Un professeur de l’université de Stanford insiste sur l’écriture manuelle, afin d’éviter la crise de « sédentarité cognitive » déclenchée par l’IA

À mesure que les technologies d’intelligence artificielle générative se généralisent dans les milieux universitaires et professionnels, la part des textes produits par les algorithmes surpasse nettement la production humaine. Le professeur de psychologie de l’université Stanford (Stanford University), Jamil Zaki, s’est récemment dit préoccupé par ce phénomène : dans son programme de cours, il a rétabli les examens sur papier afin de s’assurer que les étudiants conservent une capacité de réflexion indépendante. Zaki indique que, même si l’IA peut améliorer l’efficacité du traitement des documents de base, la masse des textes générés par des machines entraîne une « pollution textuelle » (Textual pollution) qui dégrade la qualité de la communication publique. Plus important encore, l’écriture n’est pas seulement un outil de production, mais un processus clé pour approfondir la pensée logique.

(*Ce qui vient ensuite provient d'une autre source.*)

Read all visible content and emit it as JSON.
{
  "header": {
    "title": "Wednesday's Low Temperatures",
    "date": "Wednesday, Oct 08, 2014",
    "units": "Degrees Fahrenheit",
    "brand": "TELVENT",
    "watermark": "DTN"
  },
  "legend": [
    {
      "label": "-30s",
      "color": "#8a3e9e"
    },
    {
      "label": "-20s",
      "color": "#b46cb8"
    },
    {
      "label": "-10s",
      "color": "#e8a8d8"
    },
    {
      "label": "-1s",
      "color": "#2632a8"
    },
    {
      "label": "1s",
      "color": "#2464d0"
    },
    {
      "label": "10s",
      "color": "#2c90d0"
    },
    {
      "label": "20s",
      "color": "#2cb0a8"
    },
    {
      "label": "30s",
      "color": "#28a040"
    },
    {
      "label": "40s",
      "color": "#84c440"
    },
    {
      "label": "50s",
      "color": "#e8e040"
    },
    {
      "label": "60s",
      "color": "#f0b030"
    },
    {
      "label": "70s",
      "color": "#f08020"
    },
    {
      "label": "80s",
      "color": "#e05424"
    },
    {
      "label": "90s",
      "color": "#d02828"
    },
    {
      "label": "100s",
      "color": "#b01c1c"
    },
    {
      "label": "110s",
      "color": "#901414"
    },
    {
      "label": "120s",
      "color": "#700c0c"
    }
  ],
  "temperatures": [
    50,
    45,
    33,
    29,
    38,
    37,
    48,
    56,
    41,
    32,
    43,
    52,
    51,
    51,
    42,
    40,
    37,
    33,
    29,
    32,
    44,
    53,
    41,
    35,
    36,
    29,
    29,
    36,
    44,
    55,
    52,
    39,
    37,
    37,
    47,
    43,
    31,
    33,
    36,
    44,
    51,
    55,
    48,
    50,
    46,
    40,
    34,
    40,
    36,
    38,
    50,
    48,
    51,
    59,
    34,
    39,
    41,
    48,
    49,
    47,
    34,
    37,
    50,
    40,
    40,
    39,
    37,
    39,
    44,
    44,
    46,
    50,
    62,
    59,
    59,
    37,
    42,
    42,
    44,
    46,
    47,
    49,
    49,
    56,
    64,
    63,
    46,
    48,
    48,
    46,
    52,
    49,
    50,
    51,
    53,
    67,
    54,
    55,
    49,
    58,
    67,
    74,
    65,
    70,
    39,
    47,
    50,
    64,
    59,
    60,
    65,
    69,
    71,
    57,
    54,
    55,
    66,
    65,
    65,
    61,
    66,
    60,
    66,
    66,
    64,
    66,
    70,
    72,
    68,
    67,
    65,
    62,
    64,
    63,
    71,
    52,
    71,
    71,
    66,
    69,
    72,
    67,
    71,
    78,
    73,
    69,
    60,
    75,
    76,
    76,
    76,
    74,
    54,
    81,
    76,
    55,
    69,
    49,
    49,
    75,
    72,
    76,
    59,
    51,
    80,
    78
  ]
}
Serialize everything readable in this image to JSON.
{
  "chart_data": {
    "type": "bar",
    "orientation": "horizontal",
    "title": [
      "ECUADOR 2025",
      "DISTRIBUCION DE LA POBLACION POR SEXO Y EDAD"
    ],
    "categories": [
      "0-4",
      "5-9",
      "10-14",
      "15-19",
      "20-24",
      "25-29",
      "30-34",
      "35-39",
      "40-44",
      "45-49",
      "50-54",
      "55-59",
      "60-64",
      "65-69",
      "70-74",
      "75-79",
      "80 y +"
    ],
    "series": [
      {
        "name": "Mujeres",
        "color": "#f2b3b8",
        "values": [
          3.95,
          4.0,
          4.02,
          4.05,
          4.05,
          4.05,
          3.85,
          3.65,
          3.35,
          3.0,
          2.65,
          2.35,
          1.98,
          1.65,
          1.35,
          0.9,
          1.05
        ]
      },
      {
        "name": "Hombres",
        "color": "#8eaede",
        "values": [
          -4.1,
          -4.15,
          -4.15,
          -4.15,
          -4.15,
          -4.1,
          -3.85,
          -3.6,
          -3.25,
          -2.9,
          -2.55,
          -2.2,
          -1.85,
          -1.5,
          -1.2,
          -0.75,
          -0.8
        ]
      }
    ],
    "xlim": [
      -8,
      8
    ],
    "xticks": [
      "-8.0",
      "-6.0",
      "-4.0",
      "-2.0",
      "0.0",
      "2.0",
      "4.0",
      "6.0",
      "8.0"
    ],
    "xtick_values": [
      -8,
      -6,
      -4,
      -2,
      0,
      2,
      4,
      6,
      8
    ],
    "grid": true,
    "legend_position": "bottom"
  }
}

Face au phénomène de « sédentarité cognitive » provoqué par l’automatisation technologique, l’écriture autonome continue deviendra une manière centrale de maintenir le cerveau en activité.

La valeur de l’écriture au travail et l’impact de l’automatisation

Par le passé, l’écriture était au cœur de l’éducation universitaire, et la rédaction de divers rapports d’entreprise reposait fortement sur des ressources humaines. Toutefois, à mesure que les technologies d’IA se maturent, la plupart des documents routiniers peuvent désormais être remplacés par des outils automatisés. Le professeur Zaki souligne que, pour la jeune génération, les incitations à passer du temps à peaufiner des mémos traditionnels ont fortement diminué, et que demander de l’écriture simplement pour faire le travail n’a plus de pouvoir de persuasion. Cela montre que les entreprises s’adaptent à des modes de communication confiés à l’IA, et que la valeur de la production de textes de base est en train de changer structurellement.

La prolifération de contenus médiocres provoque le phénomène de « pollution textuelle »

Lorsque l’IA est largement utilisée pour générer des livrables professionnels, elle produit souvent une grande quantité de « bouillon de texte » (AI workslop) dépourvu de profondeur. Le professeur Zaki définit ce phénomène comme une « pollution textuelle » et estime qu’il engendre des externalités négatives pour l’environnement informationnel global. Des recherches indiquent que les textes générés par l’IA ont tendance à être médiocres et formatés : de nombreux posts qui semblent inspirants, émouvants ou invitant à réfléchir, mais dont le cœur est vide. Dans le monde du travail, ce type de rapports sans contenu substantiel oblige les collègues à consacrer du temps supplémentaire à les interpréter et à les réorganiser, ce qui crée un coût opérationnel invisible.

L’écriture, c’est penser ; l’IA va provoquer une « capitulation cognitive »

Une dépendance excessive à l’IA pour faire le travail de pensée expose les humains au risque de « capitulation cognitive ». Des études montrent que, lorsque les utilisateurs s’appuient sur des robots pour résoudre des problèmes logiques, leur taux de détection des réponses erronées est inférieur à 20 %. Le professeur Zaki insiste sur le fait que l’écriture, en essence, équivaut à penser : la capacité à transformer des idées dispersées en langage est un élément clé pour approfondir la pensée critique. Sans ce processus de transformation, les compétences humaines d’analyse et d’argumentation tendront à s’appauvrir, ce qui affectera la qualité des décisions commerciales.

L’écriture comme entraînement mental à l’ère de la « sédentarité cognitive »

À mesure que les technologies d’automatisation remplacent la main-d’œuvre, les personnes modernes combattent le risque pour la santé lié à la sédentarité du corps grâce au sport ; de la même manière, après l’IA qui prend en charge le travail cognitif, le cerveau humain fait face au défi de la « sédentarité cognitive ». Face à cette tendance, le professeur Zaki compare l’écriture autonome à une salle de sport pour la pensée humaine. Même si, à l’avenir, la puissance de calcul de l’IA peut dépasser la capacité d’insight des humains, l’entraînement régulier par l’écriture reste un moyen indispensable pour maintenir un fonctionnement mental en bonne santé. Considérer l’écriture comme un entraînement cognitif quotidien aide à préserver un avantage concurrentiel central à l’ère de l’intelligence artificielle.

Cet article, 史丹佛大學教授堅持人工寫作,避免大腦因AI引發的「認知久坐」危機 最早出現於 鏈新聞 ABMedia.